30 V. F. : Une agence immobilière sociale est un dispositif très simple qui permet de capter du logement privé. Le logement social public est engorgé, mais on sait par ailleurs que le parc immobilier français est composé à 75 % de logements privés, dont beaucoup sont vacants. Beaucoup de propriétaires seraient prêts à louer mais ne veulent pas avoir un locataire à gérer. Il faut essayer de capter ces logements-là, avec la confiance que peut inspirer le réseau Caritas France, en proposant aux propriétaires de gérer pour leur compte la location de leur logement, en leur garantissant le loyer – à condition qu’ils acceptent un loyer social. On leur garantit le loyer, on leur garantit un accompagnement du locataire, ainsi on sécurise le propriétaire et on rassure le locataire. Si la personne a des droits, elle bénéficie de l’allocation logement et peut payer normalement son loyer, mais l’ambition de nos délégations d’Île-de-France est d’accueillir aussi des familles sans droits et qui vivent à l’hôtel dans des conditions infernales. Nous voulons faire le pari de loger correctement des gens qui, aujourd’hui, n’ont pas de droits. Cela veut dire que c’est le Secours catholique qui paiera, aidé par des mécènes, des fonds privés, etc., en attendant l’ouverture de leurs droits.
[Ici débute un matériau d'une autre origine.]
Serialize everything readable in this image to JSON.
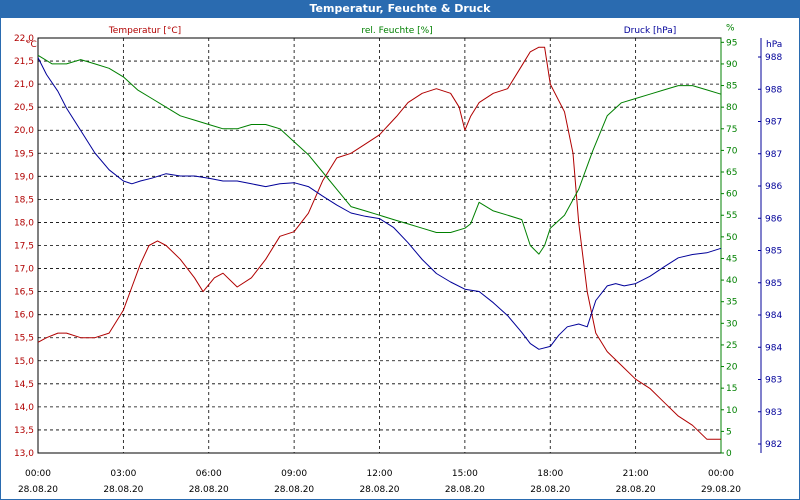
{
  "window": {
    "title": "Temperatur, Feuchte & Druck"
  },
  "chart_data": {
    "type": "line",
    "title": "Temperatur, Feuchte & Druck",
    "grid": true,
    "x": {
      "ticks": [
        {
          "time": "00:00",
          "date": "28.08.20"
        },
        {
          "time": "03:00",
          "date": "28.08.20"
        },
        {
          "time": "06:00",
          "date": "28.08.20"
        },
        {
          "time": "09:00",
          "date": "28.08.20"
        },
        {
          "time": "12:00",
          "date": "28.08.20"
        },
        {
          "time": "15:00",
          "date": "28.08.20"
        },
        {
          "time": "18:00",
          "date": "28.08.20"
        },
        {
          "time": "21:00",
          "date": "28.08.20"
        },
        {
          "time": "00:00",
          "date": "29.08.20"
        }
      ],
      "range_hours": [
        0,
        24
      ]
    },
    "axes": {
      "temperature": {
        "unit": "°C",
        "ylim": [
          13.0,
          22.0
        ],
        "tick_labels": [
          "13,0",
          "13,5",
          "14,0",
          "14,5",
          "15,0",
          "15,5",
          "16,0",
          "16,5",
          "17,0",
          "17,5",
          "18,0",
          "18,5",
          "19,0",
          "19,5",
          "20,0",
          "20,5",
          "21,0",
          "21,5",
          "22,0"
        ],
        "color": "#b00000"
      },
      "humidity": {
        "unit": "%",
        "ylim": [
          0,
          96
        ],
        "tick_labels": [
          "0",
          "5",
          "10",
          "15",
          "20",
          "25",
          "30",
          "35",
          "40",
          "45",
          "50",
          "55",
          "60",
          "65",
          "70",
          "75",
          "80",
          "85",
          "90",
          "95"
        ],
        "top_label": "%",
        "color": "#008000"
      },
      "pressure": {
        "unit": "hPa",
        "tick_labels": [
          "982",
          "983",
          "983",
          "984",
          "984",
          "985",
          "985",
          "986",
          "986",
          "987",
          "987",
          "988",
          "988"
        ],
        "color": "#000099"
      }
    },
    "series": [
      {
        "name": "Temperatur [°C]",
        "axis": "temperature",
        "color": "#b00000",
        "x": [
          0,
          0.3,
          0.7,
          1.0,
          1.5,
          2.0,
          2.5,
          3.0,
          3.3,
          3.6,
          3.9,
          4.2,
          4.5,
          5.0,
          5.5,
          5.8,
          6.2,
          6.5,
          7.0,
          7.5,
          8.0,
          8.5,
          9.0,
          9.5,
          10.0,
          10.5,
          11.0,
          11.5,
          12.0,
          12.3,
          12.6,
          13.0,
          13.5,
          14.0,
          14.5,
          14.8,
          15.0,
          15.2,
          15.5,
          16.0,
          16.5,
          17.0,
          17.3,
          17.6,
          17.8,
          18.0,
          18.5,
          18.8,
          19.0,
          19.3,
          19.6,
          20.0,
          20.5,
          21.0,
          21.5,
          22.0,
          22.5,
          23.0,
          23.5,
          24.0
        ],
        "values": [
          15.4,
          15.5,
          15.6,
          15.6,
          15.5,
          15.5,
          15.6,
          16.1,
          16.6,
          17.1,
          17.5,
          17.6,
          17.5,
          17.2,
          16.8,
          16.5,
          16.8,
          16.9,
          16.6,
          16.8,
          17.2,
          17.7,
          17.8,
          18.2,
          18.9,
          19.4,
          19.5,
          19.7,
          19.9,
          20.1,
          20.3,
          20.6,
          20.8,
          20.9,
          20.8,
          20.5,
          20.0,
          20.3,
          20.6,
          20.8,
          20.9,
          21.4,
          21.7,
          21.8,
          21.8,
          21.0,
          20.4,
          19.5,
          18.0,
          16.5,
          15.6,
          15.2,
          14.9,
          14.6,
          14.4,
          14.1,
          13.8,
          13.6,
          13.3,
          13.3
        ]
      },
      {
        "name": "rel. Feuchte [%]",
        "axis": "humidity",
        "color": "#008000",
        "x": [
          0,
          0.5,
          1.0,
          1.5,
          2.0,
          2.5,
          3.0,
          3.5,
          4.0,
          4.5,
          5.0,
          5.5,
          6.0,
          6.5,
          7.0,
          7.5,
          8.0,
          8.5,
          9.0,
          9.5,
          10.0,
          10.5,
          11.0,
          11.5,
          12.0,
          12.5,
          13.0,
          13.5,
          14.0,
          14.5,
          15.0,
          15.2,
          15.5,
          16.0,
          16.5,
          17.0,
          17.3,
          17.6,
          17.8,
          18.0,
          18.5,
          19.0,
          19.5,
          20.0,
          20.5,
          21.0,
          21.5,
          22.0,
          22.5,
          23.0,
          23.5,
          24.0
        ],
        "values": [
          92,
          90,
          90,
          91,
          90,
          89,
          87,
          84,
          82,
          80,
          78,
          77,
          76,
          75,
          75,
          76,
          76,
          75,
          72,
          69,
          65,
          61,
          57,
          56,
          55,
          54,
          53,
          52,
          51,
          51,
          52,
          53,
          58,
          56,
          55,
          54,
          48,
          46,
          48,
          52,
          55,
          61,
          70,
          78,
          81,
          82,
          83,
          84,
          85,
          85,
          84,
          83
        ]
      },
      {
        "name": "Druck [hPa]",
        "axis": "pressure",
        "color": "#000099",
        "x": [
          0,
          0.3,
          0.7,
          1.0,
          1.5,
          2.0,
          2.5,
          3.0,
          3.3,
          3.6,
          4.0,
          4.5,
          5.0,
          5.5,
          6.0,
          6.5,
          7.0,
          7.5,
          8.0,
          8.5,
          9.0,
          9.5,
          10.0,
          10.5,
          11.0,
          11.5,
          12.0,
          12.5,
          13.0,
          13.5,
          14.0,
          14.5,
          15.0,
          15.5,
          16.0,
          16.5,
          17.0,
          17.3,
          17.6,
          18.0,
          18.3,
          18.6,
          19.0,
          19.3,
          19.6,
          20.0,
          20.3,
          20.6,
          21.0,
          21.5,
          22.0,
          22.5,
          23.0,
          23.5,
          24.0
        ],
        "values": [
          988.75,
          988.45,
          988.15,
          987.85,
          987.45,
          987.05,
          986.75,
          986.55,
          986.5,
          986.55,
          986.6,
          986.68,
          986.64,
          986.64,
          986.6,
          986.55,
          986.55,
          986.5,
          986.45,
          986.5,
          986.52,
          986.45,
          986.28,
          986.12,
          985.98,
          985.92,
          985.88,
          985.72,
          985.45,
          985.15,
          984.9,
          984.75,
          984.62,
          984.58,
          984.38,
          984.15,
          983.85,
          983.65,
          983.55,
          983.6,
          983.8,
          983.95,
          984.0,
          983.95,
          984.42,
          984.68,
          984.72,
          984.68,
          984.72,
          984.85,
          985.02,
          985.18,
          985.24,
          985.27,
          985.35
        ]
      }
    ],
    "legend": [
      {
        "label": "Temperatur [°C]",
        "color": "#b00000"
      },
      {
        "label": "rel. Feuchte [%]",
        "color": "#008000"
      },
      {
        "label": "Druck [hPa]",
        "color": "#000099"
      }
    ]
  }
}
31 Cela ne veut pas dire qu’on va prendre tous les déboutés du droit d’asile dans ces conditions-là. On n’a pas de solutions autres que ponctuelles pour les déboutés du droit d’asile. C’est dur à admettre pour nos bénévoles, mais les gens déboutés ont, pour certains, vocation à rentrer chez eux. Dans un état de droit, la loi doit s’appliquer. Nous ne pouvons pas loger toutes les personnes sans papiers. Dans le cadre de l’agence immobilière sociale, ce ne serait que pour quelques familles, de manière un peu expérimentale – quelques centaines tout au plus.
32 La position du pape François vous aide-t-elle à vous positionner sur cette question sensible de l’accueil des migrants qui est un sujet clivant, même pour les catholiques ?
33 V. F. : Ce pape est une grâce. Mais ce qui est très beau dans la position du pape François, c’est qu’il ne fait que répéter avec humilité mais obstination l’enseignement social de l’Église. Tous ses écrits ne sont que des citations des encycliques successives de ses prédécesseurs. Cela nous porte et nous aide énormément. Ce message interpelle tous les hommes de bonne volonté et bouscule les catholiques.